論文参考訳（メタデータ） (2025-02-14T18:59:51Z)
Adaptively Learning to Select-Rank in Online Platforms [34.258659206323664]
本研究は、異種ユーザの候補プールからアイテムを適応的にランク付けすることの課題に対処する。本研究では,多様なユーザの好みや項目位置の影響を考慮に入れたユーザ応答モデルを構築した。シミュレーションと実世界の両方のデータセットで実施された実験は、アルゴリズムがベースラインを上回っていることを示している。
論文参考訳（メタデータ） (2024-06-07T15:33:48Z)
Towards Robust Model-Based Reinforcement Learning Against Adversarial Corruption [60.958746600254884]
本研究は、モデルベース強化学習(RL)における敵対的腐敗の課題に取り組む。本稿では,MLE に対する不確実性重みとして全変量 (TV) に基づく情報比を利用する,汚損楽観的 MLE (CR-OMLE) アルゴリズムを提案する。我々は、重み付け手法をオフライン設定にまで拡張し、汚損性悲観的MLE (CR-PMLE) というアルゴリズムを提案する。
論文参考訳（メタデータ） (2024-02-14T07:27:30Z)
Simultaneously Learning Stochastic and Adversarial Bandits under the Position-Based Model [9.945948163150874]
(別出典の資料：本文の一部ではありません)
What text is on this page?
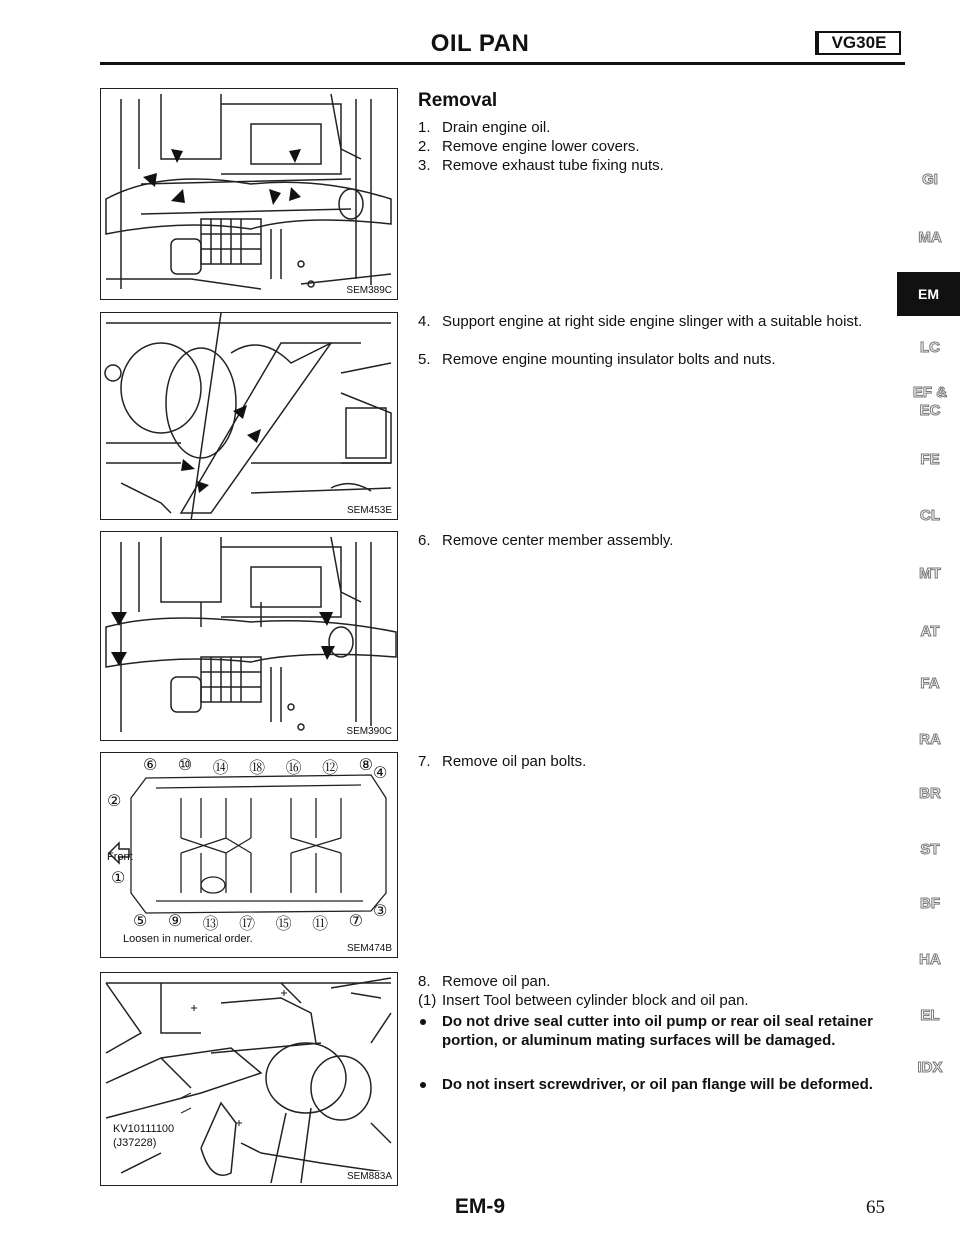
OIL PAN	VG30E
SEM389C
SEM453E
SEM390C
⑥ ⑩ ⑭ ⑱ ⑯ ⑫ ⑧
②
①
④
③
Front
⑤ ⑨ ⑬ ⑰ ⑮ ⑪ ⑦
Loosen in numerical order.
SEM474B
KV10111100
(J37228)
SEM883A
Removal
1. Drain engine oil.
2. Remove engine lower covers.
3. Remove exhaust tube fixing nuts.
4. Support engine at right side engine slinger with a suitable hoist.
5. Remove engine mounting insulator bolts and nuts.
6. Remove center member assembly.
7. Remove oil pan bolts.
8. Remove oil pan.
(1) Insert Tool between cylinder block and oil pan.
Do not drive seal cutter into oil pump or rear oil seal retainer portion, or aluminum mating surfaces will be damaged.
Do not insert screwdriver, or oil pan flange will be deformed.
GI
MA
EM
LC
EF &
EC
FE
CL
MT
AT
FA
RA
BR
ST
BF
HA
EL
IDX
EM-9	65
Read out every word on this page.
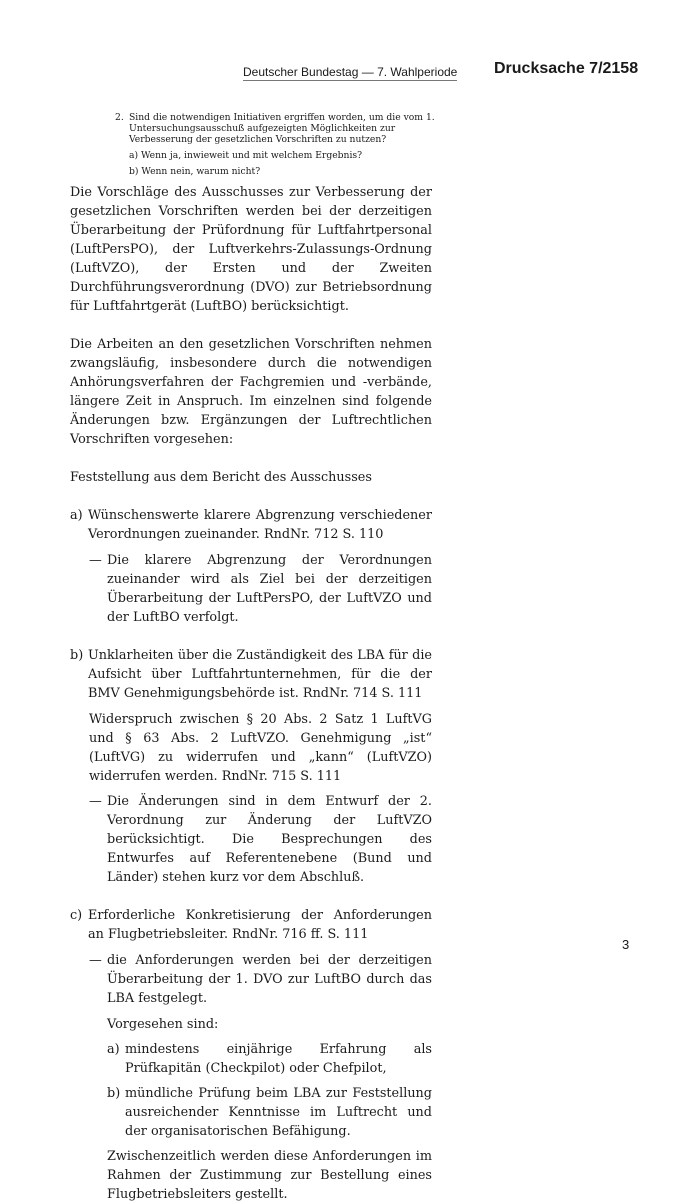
Deutscher Bundestag — 7. Wahlperiode Drucksache 7/2158

2. Sind die notwendigen Initiativen ergriffen worden, um die vom 1. Untersuchungsausschuß aufgezeigten Möglichkeiten zur Verbesserung der gesetzlichen Vorschriften zu nutzen?

a) Wenn ja, inwieweit und mit welchem Ergebnis?

b) Wenn nein, warum nicht?

Die Vorschläge des Ausschusses zur Verbesserung der gesetzlichen Vorschriften werden bei der derzeitigen Überarbeitung der Prüfordnung für Luftfahrtpersonal (LuftPersPO), der Luftverkehrs-Zulassungs-Ordnung (LuftVZO), der Ersten und der Zweiten Durchführungsverordnung (DVO) zur Betriebsordnung für Luftfahrtgerät (LuftBO) berücksichtigt.

Die Arbeiten an den gesetzlichen Vorschriften nehmen zwangsläufig, insbesondere durch die notwendigen Anhörungsverfahren der Fachgremien und -verbände, längere Zeit in Anspruch. Im einzelnen sind folgende Änderungen bzw. Ergänzungen der Luftrechtlichen Vorschriften vorgesehen:

Feststellung aus dem Bericht des Ausschusses

a) Wünschenswerte klarere Abgrenzung verschiedener Verordnungen zueinander. RndNr. 712 S. 110
— Die klarere Abgrenzung der Verordnungen zueinander wird als Ziel bei der derzeitigen Überarbeitung der LuftPersPO, der LuftVZO und der LuftBO verfolgt.
b) Unklarheiten über die Zuständigkeit des LBA für die Aufsicht über Luftfahrtunternehmen, für die der BMV Genehmigungsbehörde ist. RndNr. 714 S. 111

Widerspruch zwischen § 20 Abs. 2 Satz 1 LuftVG und § 63 Abs. 2 LuftVZO. Genehmigung „ist“ (LuftVG) zu widerrufen und „kann“ (LuftVZO) widerrufen werden. RndNr. 715 S. 111

— Die Änderungen sind in dem Entwurf der 2. Verordnung zur Änderung der LuftVZO berücksichtigt. Die Besprechungen des Entwurfes auf Referentenebene (Bund und Länder) stehen kurz vor dem Abschluß.
c) Erforderliche Konkretisierung der Anforderungen an Flugbetriebsleiter. RndNr. 716 ff. S. 111
— die Anforderungen werden bei der derzeitigen Überarbeitung der 1. DVO zur LuftBO durch das LBA festgelegt.

Vorgesehen sind:

a) mindestens einjährige Erfahrung als Prüfkapitän (Checkpilot) oder Chefpilot,
b) mündliche Prüfung beim LBA zur Feststellung ausreichender Kenntnisse im Luftrecht und der organisatorischen Befähigung.

Zwischenzeitlich werden diese Anforderungen im Rahmen der Zustimmung zur Bestellung eines Flugbetriebsleiters gestellt.

3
本研究は, 位置ベースモデルに基づくオンライン学習における課題のランク付けに関する研究である。提案アルゴリズムは,対向環境において$O(logT)$後悔を同時に達成し,対向環境において$O(msqrtnT)$後悔を同時に達成する。実験により,本アルゴリズムは,既存手法と競合する環境下で同時に学習できることが確認された。
論文参考訳（メタデータ） (2022-07-12T10:00:14Z)
Human-in-the-loop: Provably Efficient Preference-based Reinforcement Learning with General Function Approximation [107.54516740713969]
本研究は,RL(Human-in-the-loop reinforcement learning)を軌道的嗜好で検討する。各ステップで数値的な報酬を受ける代わりに、エージェントは人間の監督者から軌道上のペアよりも優先される。一般関数近似を用いたPbRLの楽観的モデルベースアルゴリズムを提案する。
論文参考訳（メタデータ） (2022-05-23T09:03:24Z)
Learning-To-Ensemble by Contextual Rank Aggregation in E-Commerce [8.067201256886733]
本稿では,アンサンブルモデルを文脈的ランクアグリゲータに置き換えた新しいラーニング・トゥ・エンサンブル・フレームワークRAEGOを提案する。 RA-EGOは当社のオンラインシステムにデプロイされ、収益を大幅に改善しました。
論文参考訳（メタデータ） (2021-07-19T03:24:06Z)
Online Apprenticeship Learning [58.45089581278177]
見習い学習(AL)では、コスト関数にアクセスせずにマルコフ決定プロセス(MDP)が与えられます。目標は、事前に定義されたコスト関数のセットで専門家のパフォーマンスに一致するポリシーを見つけることです。ミラー下降型ノンレグレットアルゴリズムを2つ組み合わせることで,OAL問題を効果的に解くことができることを示す。
論文参考訳（メタデータ） (2021-02-13T12:57:51Z)
Efficient Online Learning of Optimal Rankings: Dimensionality Reduction via Gradient Descent [47.66497212729108]
一般化されたMin-Sum-Set-Cover問題は上記の設定の形式モデルとして機能する。 GMSSCインタイムでの後悔度を低くする方法を示す。
論文参考訳（メタデータ） (2020-11-05T13:52:34Z)
Learning to Rank under Multinomial Logit Choice [6.929312022493406]
コンテンツの最適順序付けを学ぶことは、ウェブサイト設計において重要な課題である。本稿では,この問題に対する$Omega(sqrtJT)$lowbound,$tildeO(sqrtJT)$ upperbound on the regret of the UCBアルゴリズムを提案する。
論文参考訳（メタデータ） (2020-09-07T16:15:12Z)
Model-Based Multi-Agent RL in Zero-Sum Markov Games with Near-Optimal Sample Complexity [67.02490430380415]
モデルに基づくMARLは、Nash平衡値(NE)を求めるために$tilde O(|S||B|(gamma)-3epsilon-2)$のサンプル複雑性を実現する。また、アルゴリズムが報酬に依存しない場合、そのようなサンプル境界は最小値(対数因子まで)であり、アルゴリズムは報酬知識のない遷移サンプルを問合せする。
論文参考訳（メタデータ） (2020-07-15T03:25:24Z)
Almost Optimal Model-Free Reinforcement Learning via Reference-Advantage Decomposition [59.34067736545355]
有限水平型マルコフ決定過程(MDP)における強化学習問題を,S$状態,A$動作,エピソード長$H$を用いて検討した。モデルフリーアルゴリズム UCB-Advantage を提案し、$T = KH$ および $K$ が再生すべきエピソード数である場合に $tildeO(sqrtH2SAT)$ regret を達成することを証明した。
論文参考訳（メタデータ） (2020-04-21T14:00:06Z)

関連論文リストは本サイト内にある論文のタイトル・アブストラクトから自動的に作成しています。

指定された論文の情報です。
本サイトの運営者は本サイト（すべての情報・翻訳含む）の品質を保証せず、本サイト（すべての情報・翻訳含む）を使用して発生したあらゆる結果について一切の責任を負いません。